株式会社ザッパラスグループは、占いのコンテンツ分野において、多数の実績と占いユーザーの顧客基盤の構築により、市場における優位性を有している状況にある。一方で、未だ収束の見えない新型コロナウイルス感染症による混乱やライフスタイルの変化、スマートフォンを通じた各種サービスの多様化やトレンドの移り変わりなど、環境変化に対応し、新たなユーザーの獲得や関係性構築の手法を確立していく必要があるとしている。

このような状況下、同社グループは持続的な成長を目指していくにあたり、「占い顧客基盤の拡充・強化」・「サービス提供・集客手法の多様化」・「新技術への対応」の3つを優先的に対処すべき経営課題と捉えている。

まず「占い顧客基盤の拡充・強化」については、潜在的な占いニーズを引き出す新たな形の占いサービスの提供、並びによりパーソナルな対応を可能にするコンテンツ・サービスの拡充を目指す。

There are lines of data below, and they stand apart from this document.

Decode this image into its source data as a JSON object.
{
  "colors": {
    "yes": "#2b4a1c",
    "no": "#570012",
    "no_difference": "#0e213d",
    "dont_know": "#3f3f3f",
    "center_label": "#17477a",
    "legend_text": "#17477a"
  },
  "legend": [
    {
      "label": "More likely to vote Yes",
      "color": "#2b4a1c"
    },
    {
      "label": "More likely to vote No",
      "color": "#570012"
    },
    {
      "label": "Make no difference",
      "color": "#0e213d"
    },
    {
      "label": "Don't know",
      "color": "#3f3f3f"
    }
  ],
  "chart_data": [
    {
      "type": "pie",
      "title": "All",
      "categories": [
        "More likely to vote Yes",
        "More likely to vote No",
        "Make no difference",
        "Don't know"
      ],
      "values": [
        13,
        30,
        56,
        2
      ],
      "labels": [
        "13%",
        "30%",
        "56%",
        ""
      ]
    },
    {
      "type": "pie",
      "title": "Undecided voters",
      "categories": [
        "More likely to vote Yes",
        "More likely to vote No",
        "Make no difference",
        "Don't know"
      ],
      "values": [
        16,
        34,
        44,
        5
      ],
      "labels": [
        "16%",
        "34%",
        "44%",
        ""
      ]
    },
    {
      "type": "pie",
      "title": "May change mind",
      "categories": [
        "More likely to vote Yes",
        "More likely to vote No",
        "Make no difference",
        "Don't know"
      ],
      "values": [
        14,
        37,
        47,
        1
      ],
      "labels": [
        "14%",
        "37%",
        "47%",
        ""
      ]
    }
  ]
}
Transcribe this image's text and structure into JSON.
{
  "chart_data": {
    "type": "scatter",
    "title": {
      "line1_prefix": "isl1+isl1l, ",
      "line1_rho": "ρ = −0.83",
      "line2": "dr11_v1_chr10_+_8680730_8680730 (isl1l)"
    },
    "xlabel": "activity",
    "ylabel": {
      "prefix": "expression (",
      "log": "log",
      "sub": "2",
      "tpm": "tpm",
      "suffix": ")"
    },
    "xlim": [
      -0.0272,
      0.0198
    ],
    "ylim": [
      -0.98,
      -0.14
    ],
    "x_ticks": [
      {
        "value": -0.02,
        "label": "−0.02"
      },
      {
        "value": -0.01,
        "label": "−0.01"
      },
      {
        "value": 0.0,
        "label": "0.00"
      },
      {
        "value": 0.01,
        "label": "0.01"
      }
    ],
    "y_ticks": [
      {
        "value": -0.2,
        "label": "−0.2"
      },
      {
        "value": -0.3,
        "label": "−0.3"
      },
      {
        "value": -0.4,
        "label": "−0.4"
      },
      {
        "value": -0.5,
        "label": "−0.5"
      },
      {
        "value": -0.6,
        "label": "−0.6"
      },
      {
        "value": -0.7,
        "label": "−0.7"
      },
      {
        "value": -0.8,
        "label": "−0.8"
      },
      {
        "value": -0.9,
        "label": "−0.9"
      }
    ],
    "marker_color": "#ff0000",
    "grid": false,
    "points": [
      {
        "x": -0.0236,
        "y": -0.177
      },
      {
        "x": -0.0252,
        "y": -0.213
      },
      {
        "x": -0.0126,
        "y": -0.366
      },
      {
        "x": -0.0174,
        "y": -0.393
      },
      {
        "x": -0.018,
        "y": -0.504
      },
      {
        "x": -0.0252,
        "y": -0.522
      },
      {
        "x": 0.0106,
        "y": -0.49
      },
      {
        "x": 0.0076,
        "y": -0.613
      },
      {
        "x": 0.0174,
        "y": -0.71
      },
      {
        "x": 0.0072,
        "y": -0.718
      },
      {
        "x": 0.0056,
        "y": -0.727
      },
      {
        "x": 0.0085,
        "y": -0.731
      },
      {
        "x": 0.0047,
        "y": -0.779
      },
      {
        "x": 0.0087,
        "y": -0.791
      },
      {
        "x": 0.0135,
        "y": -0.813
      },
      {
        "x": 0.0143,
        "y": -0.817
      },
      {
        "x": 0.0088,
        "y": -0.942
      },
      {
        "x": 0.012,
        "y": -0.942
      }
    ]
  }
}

以上により、ユーザー層の拡大を図り、占い顧客基盤を中核としたCRMを絶えず強化し、同社グループの収益拡大と持続的な成長を行なっていくとしている。

「サービス提供・集客手法の多様化」については、株式会社ザッパラスグループの主力サービスが占いではあるのものの、多様化する市場に対応し、新規ユーザーを獲得していくため、サービスの提供・手法を再構築していくことが不可欠だとしている。そのため、動画を活用した占いコンテンツや、リアルイベントの開催など、新たな顧客体験を提供し、潜在ユーザー層のß拡大及び占いコンテンツファンの創出に継続的に取り組んでいくとしている。

「新技術への対応」については、同社グループが属するモバイルインターネット業界において、新技術の開発及びそれに基づく新サービスの導入が相次いでおり、非常に変化の激しい業界になっている。そうした中、同社グループが今後もユーザーにとって魅力的なサービスを提供し続けるために、これらの新技術を取り入れ、新しいサービスを迅速に展開してくことが重要だとしており、引き続き人材面での強化や新技術を持つ企業との提携・協業なども視野に入れていくとしている。